Fate and transport of per- and polyfluoroalkyl substances (PFASs) in the vadose zone

By Sharifan, Hamidreza, Majid Bagheri, Dan Wang, Joel G. Burken, Christopher P. Higgins, Yanna Liang, Jinxia Liu, Charles E. Schaefer, and Jens Blotevogel
Sci Total Environ
March 23, 2021
DOI: 10.1016/j.scitotenv.2021.145427

Per- and polyfluoroalkyl substances (PFASs) are a heterogeneous group of persistent organic pollutants that have been detected in various environmental compartments around the globe. Emerging research has revealed the preferential accumulation of PFASs in shallow soil horizons, particularly at sites impacted by firefighting activities, agricultural applications, and atmospheric deposition.

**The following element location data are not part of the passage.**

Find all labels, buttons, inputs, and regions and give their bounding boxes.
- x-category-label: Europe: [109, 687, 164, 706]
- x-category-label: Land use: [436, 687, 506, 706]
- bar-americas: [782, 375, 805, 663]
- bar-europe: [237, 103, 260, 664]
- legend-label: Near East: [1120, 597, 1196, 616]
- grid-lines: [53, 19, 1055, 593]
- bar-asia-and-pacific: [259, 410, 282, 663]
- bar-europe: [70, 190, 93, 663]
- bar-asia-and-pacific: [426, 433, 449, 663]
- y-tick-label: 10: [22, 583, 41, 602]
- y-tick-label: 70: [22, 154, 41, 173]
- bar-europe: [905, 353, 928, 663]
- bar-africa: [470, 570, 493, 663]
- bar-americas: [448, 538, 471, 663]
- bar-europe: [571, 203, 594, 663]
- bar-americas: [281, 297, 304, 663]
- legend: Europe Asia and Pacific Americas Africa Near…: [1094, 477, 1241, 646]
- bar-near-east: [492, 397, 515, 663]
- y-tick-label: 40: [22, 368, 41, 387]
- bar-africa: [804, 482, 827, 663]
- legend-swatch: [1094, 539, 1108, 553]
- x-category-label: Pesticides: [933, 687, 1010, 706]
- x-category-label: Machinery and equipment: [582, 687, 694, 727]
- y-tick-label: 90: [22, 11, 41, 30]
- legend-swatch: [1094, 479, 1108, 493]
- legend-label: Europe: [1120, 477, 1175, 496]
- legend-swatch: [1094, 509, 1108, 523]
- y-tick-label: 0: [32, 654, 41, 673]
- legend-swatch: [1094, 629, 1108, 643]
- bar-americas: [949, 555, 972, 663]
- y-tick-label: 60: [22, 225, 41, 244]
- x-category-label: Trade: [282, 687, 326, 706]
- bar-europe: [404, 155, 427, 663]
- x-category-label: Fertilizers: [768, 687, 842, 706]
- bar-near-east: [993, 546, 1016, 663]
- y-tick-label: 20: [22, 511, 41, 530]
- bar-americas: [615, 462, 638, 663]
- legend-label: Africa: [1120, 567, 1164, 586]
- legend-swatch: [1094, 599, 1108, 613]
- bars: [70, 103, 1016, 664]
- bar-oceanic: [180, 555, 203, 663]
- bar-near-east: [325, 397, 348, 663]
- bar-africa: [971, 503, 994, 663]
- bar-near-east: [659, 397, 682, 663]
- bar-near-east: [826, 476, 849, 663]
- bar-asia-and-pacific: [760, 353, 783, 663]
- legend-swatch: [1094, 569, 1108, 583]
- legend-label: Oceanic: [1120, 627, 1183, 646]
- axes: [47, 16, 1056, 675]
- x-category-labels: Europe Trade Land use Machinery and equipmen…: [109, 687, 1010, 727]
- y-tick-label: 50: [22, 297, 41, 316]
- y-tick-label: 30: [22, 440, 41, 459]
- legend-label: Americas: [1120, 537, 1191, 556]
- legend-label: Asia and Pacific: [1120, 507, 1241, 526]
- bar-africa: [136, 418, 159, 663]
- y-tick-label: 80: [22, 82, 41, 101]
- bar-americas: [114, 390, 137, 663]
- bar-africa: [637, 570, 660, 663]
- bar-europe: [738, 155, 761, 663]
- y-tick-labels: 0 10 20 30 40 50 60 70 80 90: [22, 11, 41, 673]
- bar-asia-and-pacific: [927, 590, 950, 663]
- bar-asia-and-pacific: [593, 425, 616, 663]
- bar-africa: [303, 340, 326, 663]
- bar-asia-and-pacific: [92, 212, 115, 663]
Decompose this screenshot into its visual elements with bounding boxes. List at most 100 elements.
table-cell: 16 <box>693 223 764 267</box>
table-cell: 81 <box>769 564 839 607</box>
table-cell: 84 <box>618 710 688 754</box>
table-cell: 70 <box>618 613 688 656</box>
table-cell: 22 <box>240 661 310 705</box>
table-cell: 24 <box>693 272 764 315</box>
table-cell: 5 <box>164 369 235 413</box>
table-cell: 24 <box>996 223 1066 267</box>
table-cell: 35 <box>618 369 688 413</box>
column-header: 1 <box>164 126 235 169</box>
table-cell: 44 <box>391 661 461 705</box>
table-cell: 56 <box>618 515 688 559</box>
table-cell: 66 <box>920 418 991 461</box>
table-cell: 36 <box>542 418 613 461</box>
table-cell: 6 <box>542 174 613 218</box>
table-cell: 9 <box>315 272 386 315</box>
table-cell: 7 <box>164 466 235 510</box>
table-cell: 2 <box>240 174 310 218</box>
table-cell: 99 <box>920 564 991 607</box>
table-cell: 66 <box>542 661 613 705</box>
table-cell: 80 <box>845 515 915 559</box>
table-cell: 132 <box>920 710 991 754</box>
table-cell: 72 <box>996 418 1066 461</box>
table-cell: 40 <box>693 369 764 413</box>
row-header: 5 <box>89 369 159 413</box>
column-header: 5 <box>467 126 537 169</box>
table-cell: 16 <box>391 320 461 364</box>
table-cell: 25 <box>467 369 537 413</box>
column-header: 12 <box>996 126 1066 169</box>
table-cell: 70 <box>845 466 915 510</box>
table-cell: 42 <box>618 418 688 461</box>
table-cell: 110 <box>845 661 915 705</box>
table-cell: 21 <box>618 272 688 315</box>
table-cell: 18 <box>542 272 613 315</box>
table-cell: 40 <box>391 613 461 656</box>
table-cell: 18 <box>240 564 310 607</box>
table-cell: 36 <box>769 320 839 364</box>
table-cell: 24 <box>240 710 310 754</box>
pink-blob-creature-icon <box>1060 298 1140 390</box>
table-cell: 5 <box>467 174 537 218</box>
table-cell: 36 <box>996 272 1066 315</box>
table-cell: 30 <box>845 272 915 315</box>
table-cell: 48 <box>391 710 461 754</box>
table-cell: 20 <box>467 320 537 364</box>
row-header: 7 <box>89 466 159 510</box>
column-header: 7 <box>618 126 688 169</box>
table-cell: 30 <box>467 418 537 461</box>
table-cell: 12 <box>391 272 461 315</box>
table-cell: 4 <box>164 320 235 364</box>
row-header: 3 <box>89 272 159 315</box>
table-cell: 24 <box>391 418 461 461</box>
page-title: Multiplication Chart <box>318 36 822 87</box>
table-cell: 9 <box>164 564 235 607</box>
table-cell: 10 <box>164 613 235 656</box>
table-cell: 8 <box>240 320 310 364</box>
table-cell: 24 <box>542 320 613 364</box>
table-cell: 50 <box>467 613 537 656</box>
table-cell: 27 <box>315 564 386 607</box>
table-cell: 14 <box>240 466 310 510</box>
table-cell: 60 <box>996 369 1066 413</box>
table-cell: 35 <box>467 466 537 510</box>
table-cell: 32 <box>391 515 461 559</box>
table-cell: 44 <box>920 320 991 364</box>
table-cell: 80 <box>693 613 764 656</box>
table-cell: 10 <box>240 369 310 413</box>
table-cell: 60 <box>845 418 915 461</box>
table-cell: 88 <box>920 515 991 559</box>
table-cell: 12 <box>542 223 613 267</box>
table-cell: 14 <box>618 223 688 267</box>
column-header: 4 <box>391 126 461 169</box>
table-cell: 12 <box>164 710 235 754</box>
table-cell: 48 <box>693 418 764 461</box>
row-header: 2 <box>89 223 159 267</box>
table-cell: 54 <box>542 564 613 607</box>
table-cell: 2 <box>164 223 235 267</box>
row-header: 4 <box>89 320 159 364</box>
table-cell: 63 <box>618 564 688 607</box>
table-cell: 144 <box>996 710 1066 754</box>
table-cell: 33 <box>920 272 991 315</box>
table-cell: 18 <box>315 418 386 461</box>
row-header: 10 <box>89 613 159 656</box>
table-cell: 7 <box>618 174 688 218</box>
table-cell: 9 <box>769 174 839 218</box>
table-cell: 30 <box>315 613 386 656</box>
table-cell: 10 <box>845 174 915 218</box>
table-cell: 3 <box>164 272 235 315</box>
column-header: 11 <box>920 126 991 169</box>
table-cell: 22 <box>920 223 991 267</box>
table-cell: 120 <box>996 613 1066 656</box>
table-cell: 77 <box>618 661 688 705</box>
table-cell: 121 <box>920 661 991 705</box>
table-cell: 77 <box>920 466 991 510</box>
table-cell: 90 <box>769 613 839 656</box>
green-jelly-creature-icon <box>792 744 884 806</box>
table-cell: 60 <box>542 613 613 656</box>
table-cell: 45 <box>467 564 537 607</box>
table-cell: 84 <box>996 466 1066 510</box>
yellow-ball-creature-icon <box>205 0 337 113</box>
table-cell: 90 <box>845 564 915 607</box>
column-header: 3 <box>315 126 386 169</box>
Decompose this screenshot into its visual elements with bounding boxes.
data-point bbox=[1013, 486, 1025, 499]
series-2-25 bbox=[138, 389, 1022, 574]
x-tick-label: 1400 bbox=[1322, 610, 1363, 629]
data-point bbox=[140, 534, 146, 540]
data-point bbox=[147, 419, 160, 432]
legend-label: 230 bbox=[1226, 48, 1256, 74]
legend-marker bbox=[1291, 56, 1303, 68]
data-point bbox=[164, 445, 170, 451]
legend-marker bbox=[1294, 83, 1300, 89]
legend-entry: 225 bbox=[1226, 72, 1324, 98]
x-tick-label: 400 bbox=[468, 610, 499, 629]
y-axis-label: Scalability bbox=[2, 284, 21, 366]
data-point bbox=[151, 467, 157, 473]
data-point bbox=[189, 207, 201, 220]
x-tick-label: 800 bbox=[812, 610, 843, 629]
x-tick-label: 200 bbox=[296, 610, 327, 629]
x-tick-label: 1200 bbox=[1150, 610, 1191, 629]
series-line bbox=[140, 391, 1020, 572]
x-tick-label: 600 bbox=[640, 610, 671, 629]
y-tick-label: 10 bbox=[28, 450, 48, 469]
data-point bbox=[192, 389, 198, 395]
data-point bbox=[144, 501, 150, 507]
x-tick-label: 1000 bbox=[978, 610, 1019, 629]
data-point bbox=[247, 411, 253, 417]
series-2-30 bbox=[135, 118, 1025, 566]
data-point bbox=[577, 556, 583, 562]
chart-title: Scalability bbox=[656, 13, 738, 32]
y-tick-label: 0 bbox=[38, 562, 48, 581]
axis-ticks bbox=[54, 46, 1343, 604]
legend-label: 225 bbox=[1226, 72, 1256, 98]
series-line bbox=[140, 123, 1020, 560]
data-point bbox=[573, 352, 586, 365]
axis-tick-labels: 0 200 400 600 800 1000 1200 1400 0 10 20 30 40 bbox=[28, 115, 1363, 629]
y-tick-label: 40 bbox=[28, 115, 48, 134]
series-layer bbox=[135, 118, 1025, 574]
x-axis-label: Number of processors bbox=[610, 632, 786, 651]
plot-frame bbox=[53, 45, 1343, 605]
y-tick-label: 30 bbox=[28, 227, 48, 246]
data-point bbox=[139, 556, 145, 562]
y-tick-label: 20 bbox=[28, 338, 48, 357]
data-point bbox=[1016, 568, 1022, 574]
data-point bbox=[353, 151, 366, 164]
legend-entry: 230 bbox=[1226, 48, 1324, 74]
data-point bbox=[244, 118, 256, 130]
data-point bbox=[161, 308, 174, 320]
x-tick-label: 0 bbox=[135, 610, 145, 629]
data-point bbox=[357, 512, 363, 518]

Once in the vadose zone, PFASs can sorb to soil, accumulate at interfaces, become volatilized, be taken up in biota, or leach to the underlying aquifer. At the same time, polyfluorinated precursor species may transform into highly recalcitrant perfluoroalkyl acids, changing their chemical identity and thus transport behavior along the way. In this review, we critically discuss the current state of the knowledge and aim to interconnect the complex processes that control the fate and transport of PFASs in the vadose zone. Furthermore, we identify key challenges and future research needs. Consequently, this review may serve as an interdisciplinary guide for the risk assessment and management of PFAS-contaminated sites.